Another piece to the puzzle is a piece of malware code referred to as Teardrop. Basically, this was a post exploit that replaced or tampered with system .dll’s within NetSetupSvc as well as a memory only dropper. This provided an effective ‘trail brush’ to any activities of the Sunburst compromise. All in all a very sophisticated compromise, not only of the supply chain but of the SolarWinds platform in question.
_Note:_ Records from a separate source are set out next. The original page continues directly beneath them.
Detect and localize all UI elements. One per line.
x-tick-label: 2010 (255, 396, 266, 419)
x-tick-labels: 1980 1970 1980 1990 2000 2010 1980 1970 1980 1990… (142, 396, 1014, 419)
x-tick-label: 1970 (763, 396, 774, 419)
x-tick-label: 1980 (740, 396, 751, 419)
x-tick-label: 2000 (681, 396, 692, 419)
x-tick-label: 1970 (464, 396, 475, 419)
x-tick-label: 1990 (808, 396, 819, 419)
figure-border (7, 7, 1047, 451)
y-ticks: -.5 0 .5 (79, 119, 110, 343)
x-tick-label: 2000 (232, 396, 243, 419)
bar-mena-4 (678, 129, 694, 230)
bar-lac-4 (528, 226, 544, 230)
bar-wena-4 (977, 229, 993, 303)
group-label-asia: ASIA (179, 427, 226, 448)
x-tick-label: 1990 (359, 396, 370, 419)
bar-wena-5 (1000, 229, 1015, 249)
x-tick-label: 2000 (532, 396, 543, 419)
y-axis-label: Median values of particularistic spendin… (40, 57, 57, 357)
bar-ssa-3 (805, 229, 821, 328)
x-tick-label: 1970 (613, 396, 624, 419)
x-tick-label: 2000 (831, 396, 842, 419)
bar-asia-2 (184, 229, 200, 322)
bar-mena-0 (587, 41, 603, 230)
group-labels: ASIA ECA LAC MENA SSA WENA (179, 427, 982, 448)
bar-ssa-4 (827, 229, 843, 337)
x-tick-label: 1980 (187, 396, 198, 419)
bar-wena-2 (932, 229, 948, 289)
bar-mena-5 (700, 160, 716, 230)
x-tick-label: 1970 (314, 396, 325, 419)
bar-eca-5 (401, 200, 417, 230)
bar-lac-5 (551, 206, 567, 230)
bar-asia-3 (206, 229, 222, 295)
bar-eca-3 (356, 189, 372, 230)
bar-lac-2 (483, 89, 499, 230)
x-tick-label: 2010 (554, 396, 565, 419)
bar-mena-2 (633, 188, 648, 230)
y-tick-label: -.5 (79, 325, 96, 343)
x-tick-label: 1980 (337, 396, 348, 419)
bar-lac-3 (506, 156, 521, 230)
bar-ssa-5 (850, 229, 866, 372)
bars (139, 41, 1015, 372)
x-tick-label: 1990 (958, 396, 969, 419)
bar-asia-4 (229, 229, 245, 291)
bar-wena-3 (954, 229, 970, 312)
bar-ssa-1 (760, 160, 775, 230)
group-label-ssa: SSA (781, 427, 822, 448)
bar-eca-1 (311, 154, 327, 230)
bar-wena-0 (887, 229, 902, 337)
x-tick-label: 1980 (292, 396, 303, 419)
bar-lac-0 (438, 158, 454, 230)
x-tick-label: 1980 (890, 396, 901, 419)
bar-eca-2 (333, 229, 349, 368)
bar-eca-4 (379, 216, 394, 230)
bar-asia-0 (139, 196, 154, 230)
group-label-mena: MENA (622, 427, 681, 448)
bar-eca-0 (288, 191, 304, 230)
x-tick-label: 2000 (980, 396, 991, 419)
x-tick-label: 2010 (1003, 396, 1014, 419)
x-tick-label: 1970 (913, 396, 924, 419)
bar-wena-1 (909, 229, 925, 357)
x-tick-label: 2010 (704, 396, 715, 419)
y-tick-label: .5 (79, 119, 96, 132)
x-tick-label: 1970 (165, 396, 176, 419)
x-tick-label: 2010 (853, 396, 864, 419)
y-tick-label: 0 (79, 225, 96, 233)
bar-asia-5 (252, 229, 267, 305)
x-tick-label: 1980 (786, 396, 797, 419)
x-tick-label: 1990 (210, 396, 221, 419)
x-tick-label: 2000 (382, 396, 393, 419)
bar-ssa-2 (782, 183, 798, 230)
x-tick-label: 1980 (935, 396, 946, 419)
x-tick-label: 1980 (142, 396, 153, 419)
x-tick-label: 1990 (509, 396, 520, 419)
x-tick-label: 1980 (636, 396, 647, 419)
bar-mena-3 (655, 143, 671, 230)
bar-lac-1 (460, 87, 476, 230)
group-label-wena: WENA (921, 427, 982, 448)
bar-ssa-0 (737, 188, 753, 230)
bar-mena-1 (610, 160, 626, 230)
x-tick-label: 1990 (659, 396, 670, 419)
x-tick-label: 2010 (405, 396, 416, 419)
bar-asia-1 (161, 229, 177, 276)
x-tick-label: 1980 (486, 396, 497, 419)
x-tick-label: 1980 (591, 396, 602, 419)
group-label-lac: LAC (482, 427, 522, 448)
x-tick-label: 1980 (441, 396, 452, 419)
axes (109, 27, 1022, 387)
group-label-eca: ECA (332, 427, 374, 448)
An Intentional Kill Switch?
But there is one curious aspect about this compromise. For all of the sophistication of the multiple stages and code actions, the initial beacon was set to a static domain, avsvmcloud.com. This domain has since been sink holed by Microsoft. This is almost amateurish in its method and technique. Due to this, it is suspected that this was an intentional ‘kill switch’, meaning that the compromise was for a specific purpose and was not intended for ‘perpetual’ residence. It should be noted that while the sink holing of avsvmcloud.com provided a kill switch for the beaconing, it does not address the secondary or tertiary stages of the attack, namely command and control (C2) and post-exploitation. To address this Fire Eye has posted a series of IOC’s (Indicators of Compromise) that can be used with Security Event Information Managers. If you do not have a resident SIEM, the Infosec community has posted a very good video to illustrate how these IOC’s can be used in tandem with Snort and Wireshark to detect C2 activities.
Catching C2 Traffic
For several years now, actually, for a decade, I have been making ‘Stealth Networking’ design recommendations. As a part of this, all network management and administrative interfaces should be isolated as much as possible. Any remaining ‘required’ traffic is then monitored in a very strict fashion. This approach creates a “C2 trap”. In a general sense, any anomaly of communications should be investigated as soon as possible. But when combined with the IOC’s posted by Fire Eye, an effective wrapper on this compromise can be obtained. Again, note that this does not address any lateral movement that may have been induced into other systems. As a result, strict monitoring of any outbound access to suspected domains should be quantified at the outbound security demarcation. As a general rule you should alert on any new domains that are seen in the logs.
I would like to thank my friends at Fire Eye for the heads up and information details on this compromise. I think that you will agree that this shifts the landscape that we are standing upon. Stay alert, there will be more to come.